CARLISLE, Pa. (WHTM) - New technology allows investigators to examine fingerprints that were once considered too old or compromised to analyze.
A vacuum metal deposition instrument is now in the hands of Cumberland County to better collect fingerprints and DNA. This equipment is only the second of its kind in Pennsylvania and one of 14 in the entire country.
“Gold will deposit on the substrate and then I will run zinc, and zinc doesn’t attach anywhere else except to a different metal and then it will attach to the gold that I’ve placed,” said Carol McCandless, the lead forensic investigator for Cumberland County.
The vacuum sucks all the air and water out of a chamber, then the machine coats the evidence with a very thin metal film under a high vacuum, all done in less than five minutes.
“The metallic substances don’t land on the top of the ridges of anything.
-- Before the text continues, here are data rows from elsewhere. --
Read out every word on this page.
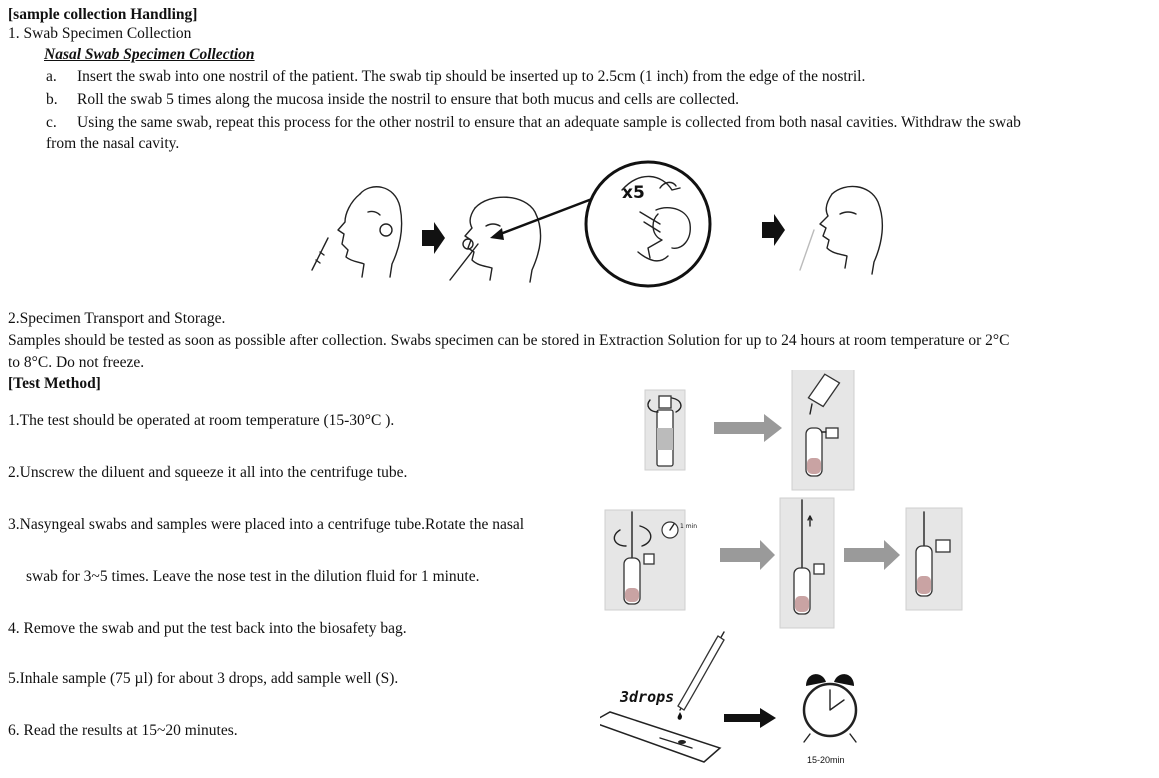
[sample collection Handling]
1. Swab Specimen Collection
Nasal Swab Specimen Collection
a. Insert the swab into one nostril of the patient. The swab tip should be inserted up to 2.5cm (1 inch) from the edge of the nostril.
b. Roll the swab 5 times along the mucosa inside the nostril to ensure that both mucus and cells are collected.
c. Using the same swab, repeat this process for the other nostril to ensure that an adequate sample is collected from both nasal cavities. Withdraw the swab
from the nasal cavity.
x5
2.Specimen Transport and Storage.
Samples should be tested as soon as possible after collection. Swabs specimen can be stored in Extraction Solution for up to 24 hours at room temperature or 2°C
to 8°C. Do not freeze.
[Test Method]
1.The test should be operated at room temperature (15-30°C ).
2.Unscrew the diluent and squeeze it all into the centrifuge tube.
3.Nasyngeal swabs and samples were placed into a centrifuge tube.Rotate the nasal
swab for 3~5 times. Leave the nose test in the dilution fluid for 1 minute.
4. Remove the swab and put the test back into the biosafety bag.
5.Inhale sample (75 µl) for about 3 drops, add sample well (S).
6. Read the results at 15~20 minutes.
1 min
3drops
15-20min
It goes in between so that the top of the ridge is touched and that’s where the DNA is,” said Skip Ebert, Cumberland County District Attorney.
This machine locates fingerprints from items that were previously tough or impossible to extract before, things like paper, waxy substances, and clothing.
“What we did in this machine of the actual victim’s face being suffocated and on the opposite side of the pillowcase, the actual hands that were pushing it down on his face. You cannot beat that kind of evidence anywhere,” said Ebert.
This not only helps current and future cases.
“I have received several cold cases, one from 1983 and one from 1995,” said McCandless.
The Cumberland County Forensic Lab is expected to be fully accredited in the fall, thanks largely to this new technology, made possible through a grant from the Pennsylvania Commission on Crime and Delinquency.